O Tribunal Europeu dos Direitos do Homem (TEDH) diz que Portugal violou os direitos humanos no caso de Liliana Melo a quem a Justiça mandou retirar em 2012 sete filhos para adopção. Em causa está a violação do artigo 8 da convenção dos direitos humanos (“direito ao respeito pela vida privada e familiar”) que o tribunal entende não ter sido respeitado ao terem sido afastadas as crianças da família.
O TEDH também entende que houve violação do artigo 8 “em virtude de a decisão de colocação das crianças numa instituição ter levado em conta” o facto de Liliana Melo se ter recusado a fazer uma laqueação de trompas, algo que constava de um acordo de promoção e protecção dos menores que tinha sido estabelecido pelos serviços sociais com a família, em 2009.
O TEDH aconselha ainda as autoridades portuguesas a reexaminarem o caso. E diz que o Estado deve pagar 15 mil euros a Liliana por danos não patrimoniais.
As crianças têm actualmente entre quatro e 11 anos. Seis encontram-se espalhadas por diferentes instituições de acolhimento à espera que o processo que se arrasta na Justiça portuguesa, e que está actualmente no Tribunal Constitucional, termine. Uma sétima não chegou a ser localizada pelas autoridades em 2012, quando estas foram buscar as crianças, e viverá com familiares.

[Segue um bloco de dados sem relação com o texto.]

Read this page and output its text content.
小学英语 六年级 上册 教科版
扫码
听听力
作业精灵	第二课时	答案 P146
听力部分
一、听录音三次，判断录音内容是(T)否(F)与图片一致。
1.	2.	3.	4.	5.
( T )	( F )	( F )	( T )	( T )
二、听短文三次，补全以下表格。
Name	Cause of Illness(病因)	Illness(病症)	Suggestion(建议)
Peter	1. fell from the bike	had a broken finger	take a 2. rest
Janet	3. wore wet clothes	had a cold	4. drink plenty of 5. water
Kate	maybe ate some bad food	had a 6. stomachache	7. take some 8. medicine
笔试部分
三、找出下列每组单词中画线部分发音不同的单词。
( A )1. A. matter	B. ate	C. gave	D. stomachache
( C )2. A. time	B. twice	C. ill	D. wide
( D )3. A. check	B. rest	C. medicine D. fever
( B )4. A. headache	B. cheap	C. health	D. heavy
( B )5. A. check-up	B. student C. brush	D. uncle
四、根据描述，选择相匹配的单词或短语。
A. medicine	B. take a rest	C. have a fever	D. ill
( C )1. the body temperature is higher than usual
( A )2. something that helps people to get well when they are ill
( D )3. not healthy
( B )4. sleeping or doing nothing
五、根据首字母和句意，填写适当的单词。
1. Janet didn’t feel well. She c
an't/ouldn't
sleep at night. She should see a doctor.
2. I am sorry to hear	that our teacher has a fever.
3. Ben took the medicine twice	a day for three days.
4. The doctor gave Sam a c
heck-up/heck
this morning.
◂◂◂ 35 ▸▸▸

A mãe garantiu várias vezes que está bem.
Depois da decisão do tribunal de Sintra, de 2012, Liliana Melo, uma cabo-verdiana que reside em Portugal há mais de duas décadas, esteve impedida de visitar os filhos durante quase três anos, enquanto os seus sucessivos requerimentos e recursos corriam nos tribunais. Queixou-se, por fim, ao Tribunal Europeu por não poder visitar os filhos.
Em Fevereiro do ano passado o TEDH entendeu que o Estado tinha que criar condições para que Liliana contactasse as crianças. Agora vai mais longe: ao ter sido impedida de o fazer, apesar de várias vezes Liliana o ter solicitado, o artigo 8 da convenção foi uma vez mais violado pelo Estado português, entendem os juízes do tribunal sediado em Estrasburgo.

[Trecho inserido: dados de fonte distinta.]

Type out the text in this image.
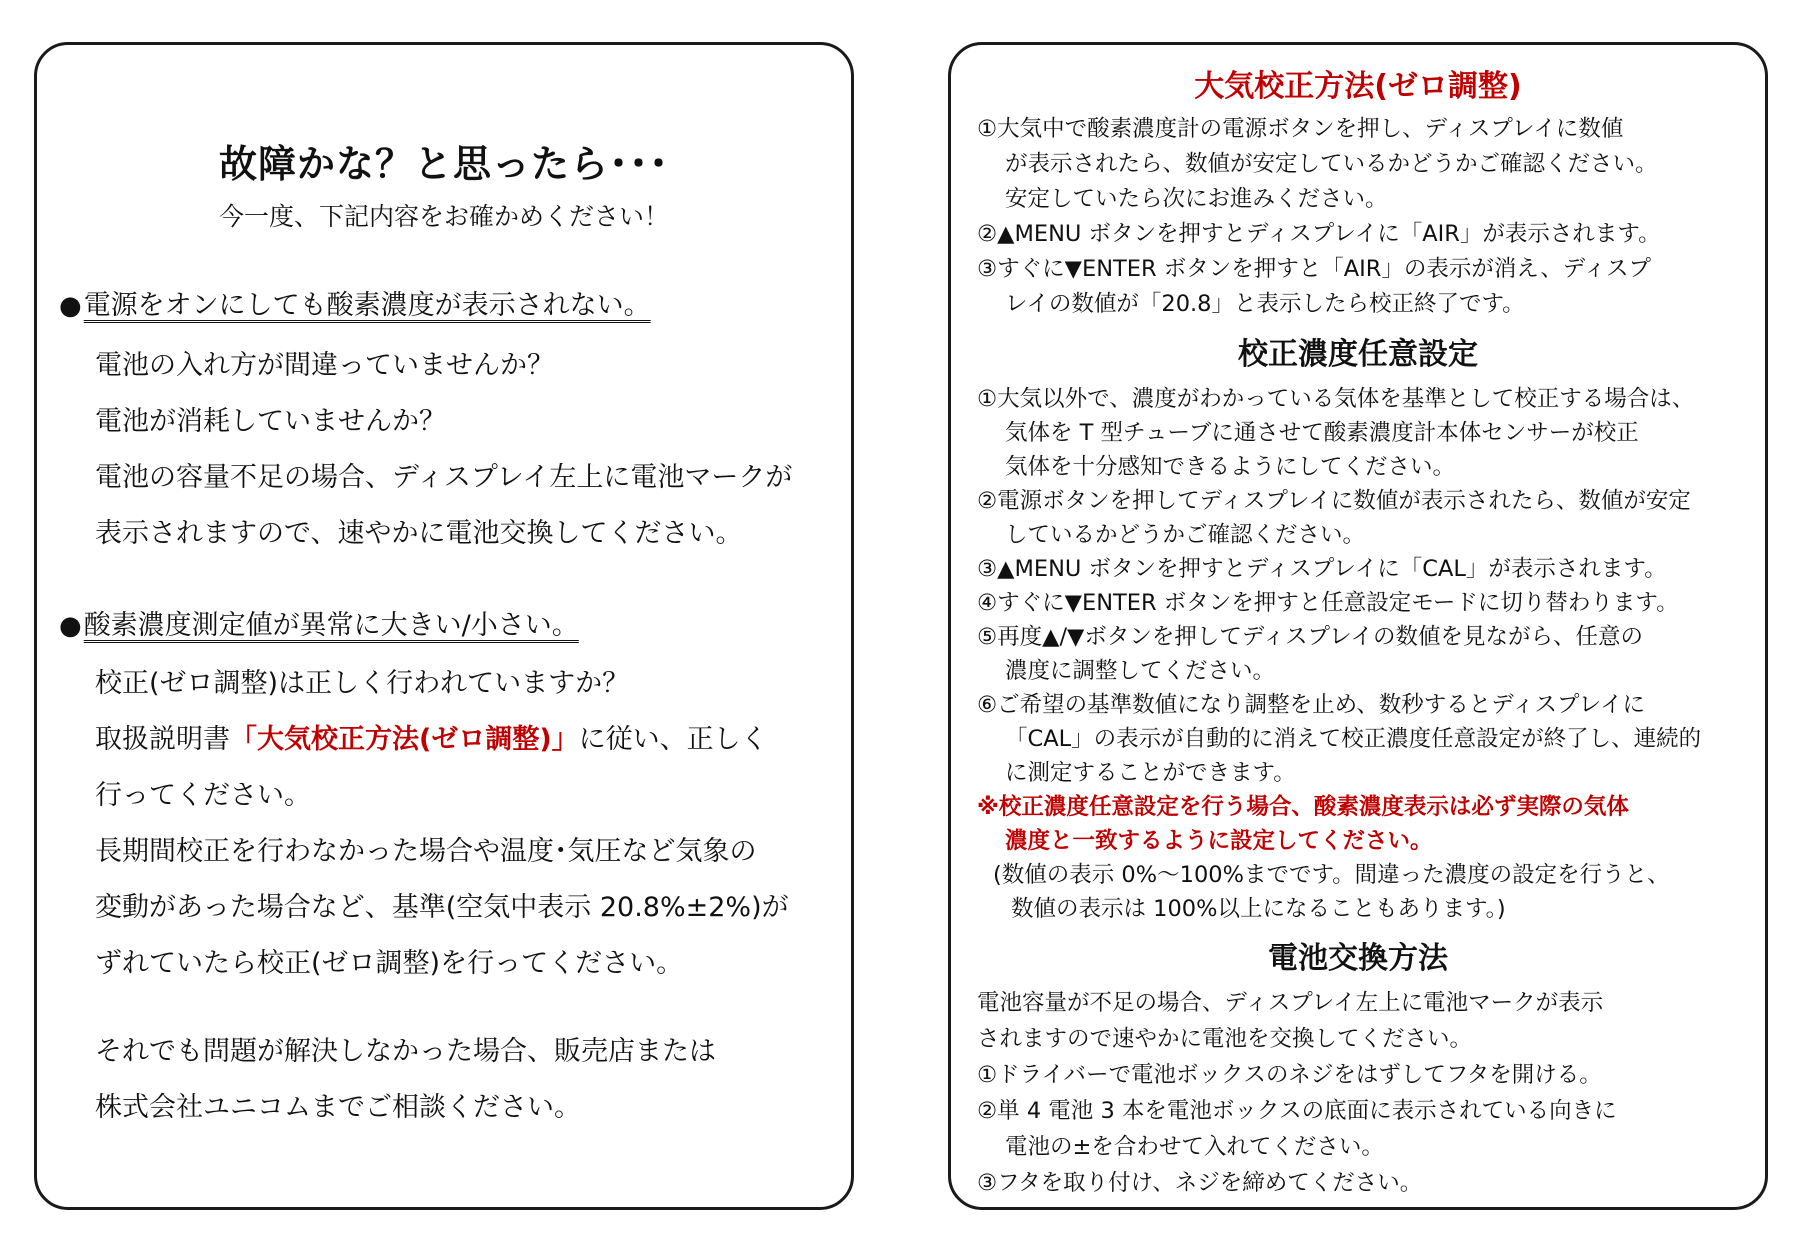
故障かな？と思ったら･･･
今一度、下記内容をお確かめください！
●電源をオンにしても酸素濃度が表示されない。
電池の入れ方が間違っていませんか？
電池が消耗していませんか？
電池の容量不足の場合、ディスプレイ左上に電池マークが
表示されますので、速やかに電池交換してください。
●酸素濃度測定値が異常に大きい/小さい。
校正(ゼロ調整)は正しく行われていますか？
取扱説明書「大気校正方法(ゼロ調整)」に従い、正しく
行ってください。
長期間校正を行わなかった場合や温度･気圧など気象の
変動があった場合など、基準(空気中表示 20.8%±2%)が
ずれていたら校正(ゼロ調整)を行ってください。
それでも問題が解決しなかった場合、販売店または
株式会社ユニコムまでご相談ください。
大気校正方法(ゼロ調整)
①大気中で酸素濃度計の電源ボタンを押し、ディスプレイに数値
が表示されたら、数値が安定しているかどうかご確認ください。
安定していたら次にお進みください。
②▲MENU ボタンを押すとディスプレイに「AIR」が表示されます。
③すぐに▼ENTER ボタンを押すと「AIR」の表示が消え、ディスプ
レイの数値が「20.8」と表示したら校正終了です。
校正濃度任意設定
①大気以外で、濃度がわかっている気体を基準として校正する場合は、
気体を T 型チューブに通させて酸素濃度計本体センサーが校正
気体を十分感知できるようにしてください。
②電源ボタンを押してディスプレイに数値が表示されたら、数値が安定
しているかどうかご確認ください。
③▲MENU ボタンを押すとディスプレイに「CAL」が表示されます。
④すぐに▼ENTER ボタンを押すと任意設定モードに切り替わります。
⑤再度▲/▼ボタンを押してディスプレイの数値を見ながら、任意の
濃度に調整してください。
⑥ご希望の基準数値になり調整を止め、数秒するとディスプレイに
「CAL」の表示が自動的に消えて校正濃度任意設定が終了し、連続的
に測定することができます。
※校正濃度任意設定を行う場合、酸素濃度表示は必ず実際の気体
濃度と一致するように設定してください。
(数値の表示 0%～100%までです。間違った濃度の設定を行うと、
数値の表示は 100%以上になることもあります。)
電池交換方法
電池容量が不足の場合、ディスプレイ左上に電池マークが表示
されますので速やかに電池を交換してください。
①ドライバーで電池ボックスのネジをはずしてフタを開ける。
②単 4 電池 3 本を電池ボックスの底面に表示されている向きに
電池の±を合わせて入れてください。
③フタを取り付け、ネジを締めてください。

Liliana e a família começaram a ser acompanhadas em 2007 – Liliana tinha então seis filhos. Nascida em Cabo Verde, viera para Portugal muito nova, trabalhara como cabeleireira, mas as coisas não estavam a correr bem. A Comissão de Protecção de Crianças e Jovens de Sintra Oriental registou que não havia maus tratos físicos na família, encontraram até fortes laços de afecto, mas a mãe não tinha emprego na altura, havia falta de higiene, problemas graves de habitação, vacinas em atraso, nem todas as crianças andavam no infantário, os miúdos tomavam conta uns dos outros, Liliana não vigiava as suas gravidezes, e M’Baba Djabula, o marido guineense, muçulmano, como ela, era também casado, no âmbito da religião muçulmana, com mais duas mulheres, uma na Amadora, outra na Guiné. Só ia a casa de Liliana duas vezes por semana.
Em 2009, ao acordo de promoção e protecção das crianças a que está sujeita a família são acrescentadas novas medidas. O marido de Liliana deve procurar trabalho remunerado. E Liliana deve provar que está a ser acompanhada num hospital, tendo em vista a laqueação de trompas, algo que sempre se recusou a fazer.
O caso é tornado público em 2013. Numa carta aberta, a Associação Portuguesa de Famílias Numerosas questiona o Governo sobre se a “imposição da obrigação da esterilização” a uma mulher foi uma “decisão infeliz” dos serviços ou se insere nas “orientações políticas” actuais. A polémica em torno desta medida de protecção, que passa pela laqueação de trompas, cresce. E a presidente do tribunal de Sintra acaba por vir defender-se, na altura, em declarações à Lusa: “Não foi pela senhora não fazer planeamento familiar que as crianças foram institucionalizadas (...). Fala-se na sentença nisso, mas isso é uma questão incidental, não foi isso que determinou a sentença. Quando muito, evitaria o nascimento de outras crianças, não supriria os riscos das existentes.”
OBS. Tribunal Europeu dos Direitos do Homem aconselha autoridades portuguesas a reexaminarem o caso que se arrasta na Justiça e diz que o Estado deve pagar 15 mil euros à mãe das crianças, que têm actualmente entre quatro e 11 anos e vivem em instituições de acolhimento desde 2012.